How Ninja Librarians are Ensuring Patrons’ Electronic Privacy

Librarians in Massachusetts are working to give their patrons a chance to opt-out of pervasive surveillance. Partnering with the ACLU of Massachusetts, area librarians have been teaching and taking workshops on how freedom of speech and the right to privacy are compromised by the surveillance of online and digital communications — and what new privacy-protecting services they can offer patrons to shield them from unwanted spying of their library activity.

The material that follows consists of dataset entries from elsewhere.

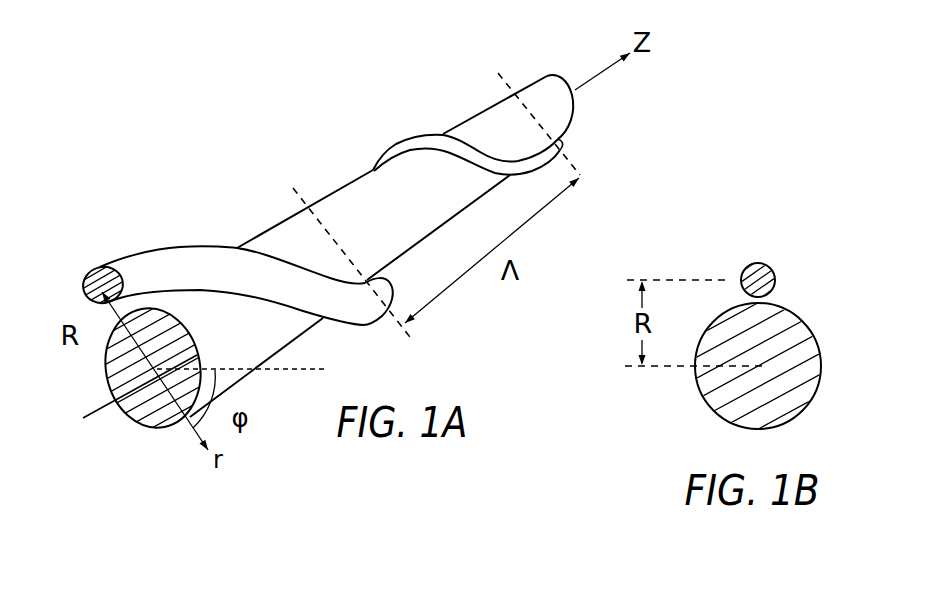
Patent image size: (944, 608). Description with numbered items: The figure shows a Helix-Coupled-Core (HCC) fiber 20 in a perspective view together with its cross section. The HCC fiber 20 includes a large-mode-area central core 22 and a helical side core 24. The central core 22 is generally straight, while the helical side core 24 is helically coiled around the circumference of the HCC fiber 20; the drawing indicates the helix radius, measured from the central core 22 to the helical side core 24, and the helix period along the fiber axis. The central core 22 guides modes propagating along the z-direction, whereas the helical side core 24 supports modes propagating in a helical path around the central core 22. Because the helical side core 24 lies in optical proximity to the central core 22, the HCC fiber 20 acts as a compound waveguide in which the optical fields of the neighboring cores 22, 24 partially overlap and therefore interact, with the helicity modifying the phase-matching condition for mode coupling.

In FIG. 1A, the Helix-Coupled-Core (HCC) fiber 20 is at (417, 92).
In FIG. 1A, the large-mode-area central core 22 is at (407, 224).
In FIG. 1B, the large-mode-area central core 22 is at (715, 398).
In FIG. 1A, the helical side core 24 is at (153, 267).
In FIG. 1B, the helical side core 24 is at (757, 262).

Library Patrons Are At Risk

One of the authors of this Boing Boing article, Alison Macrina, is an IT librarian at the Watertown Free Public Library in Massachusetts, a member of Boston’s Radical Reference Collective, and an organizer working to bring privacy rights workshops to libraries throughout the northeast. Librarians know that patrons visit libraries for all kinds of online research needs, and therefore have a unique responsibility in helping keep that information safe. It’s not just researchers who suffer; our collective memory, culture, and future are harmed when writers and researchers stop short of pursuing intellectual inquiry.

In addition to installing a number of privacy-protecting tools on public PCs at the Watertown library, Alison has been teaching patron computer classes about online privacy and organized a series of workshops for Massachusetts librarians to get up to speed on the ins and outs of digital surveillance.